Billy Wilder observe ce microcosme humain tentant de revivre et de survivre après l’horreur de la Seconde Guerre mondiale, tout en y injectant son regard ironique et cynique sur le monde. Le dialogue est ponctué de répliques mémorables, comme « Venez à mon appartement, à quelques ruines d’ici. » Et comment ne pas percevoir un double sens dans le retour du gaz dans les habitations ?
La Scandaleuse de Berlin connaît un bon démarrage aux États-Unis, mais la Paramount le retire rapidement des écrans, craignant une polémique après les réactions de certains membres de la Chambre des Représentants. En Allemagne, le film est purement et simplement interdit. Les Allemands ne le découvriront qu’en 1977, à la télévision.
À travers la satire, Billy Wilder offre certainement une vision crédible et juste de cette époque. « Vous êtes plus humaine parce que vous souffrez », dit un personnage. La Scandaleuse de Berlin montre dans des dédales de bâtiments en ruines la reconstruction chaotique de l’humanité. Il n’est pas surprenant que ce soit l’un des films préférés de Billy Wilder.
Fernand Garcia
La scandaleuse de Berlin une édition collector combo (DVD-Blu-ray + livret) de Rimini Editions dans sa collection Billy Wilder, avec en compléments : Entretien avec Frédéric Mercier (Positif) et Mathieu Macheret (Le Monde), retour intéressant sur le film. Le crépuscule d’un ange, documentaire de Dominique Leeb sur les dernières années Marlène Dietrich dans son appartement parisien, construit à partir de plusieurs témoignages de proches et d’amis (51’50 »). Cette édition est accompagné d’un excellent livret : La scandaleuse de Berlin par Marc Toullec, qui revient sur le processus créatif qui a abouti à l’un des films préférés de Billy Wilder (24 pages).

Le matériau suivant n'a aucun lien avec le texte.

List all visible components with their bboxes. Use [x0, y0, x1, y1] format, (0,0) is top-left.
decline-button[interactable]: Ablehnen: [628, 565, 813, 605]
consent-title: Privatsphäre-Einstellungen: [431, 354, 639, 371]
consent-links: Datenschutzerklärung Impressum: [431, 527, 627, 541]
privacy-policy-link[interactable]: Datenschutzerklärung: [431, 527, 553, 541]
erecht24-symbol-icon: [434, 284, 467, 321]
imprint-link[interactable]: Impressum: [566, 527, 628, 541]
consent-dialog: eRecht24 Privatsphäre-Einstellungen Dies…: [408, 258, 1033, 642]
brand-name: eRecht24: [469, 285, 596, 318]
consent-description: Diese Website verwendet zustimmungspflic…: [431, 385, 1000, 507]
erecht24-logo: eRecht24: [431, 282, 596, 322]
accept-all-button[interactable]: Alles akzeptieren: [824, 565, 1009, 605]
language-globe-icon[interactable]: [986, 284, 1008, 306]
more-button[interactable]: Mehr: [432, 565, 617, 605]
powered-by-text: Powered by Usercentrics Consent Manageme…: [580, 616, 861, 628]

La scandaleuse de Berlin (A Foreign Affair) un film de Billy Wilder avec Jean Arthur, Marlene Dietrich, John Lund, Millard Mitchell, Peter von Zerneck, Stanley Prager, William Murphy, Raymond Bond… Scénario : Charles Brackett, Billy Wilder et Richard L. Breen. Adaptation : Robert Harari. Histoire original : David Shaw. Directeur de la photographie : Charles Lang. Décors : Hans Dreier et Walter H. Tyler. Costumes : Edith Head. Musique : Friedrich Hollaender. Producteur : Charles Brackett. Production : Paramount Pictures. États-Unis. 1948. 1h56. Noir et blanc. Format image : 1,37:1. 16/9e. Version originale sous-titrés en français et version française. DTS-HD. 2.0. Tous Publics.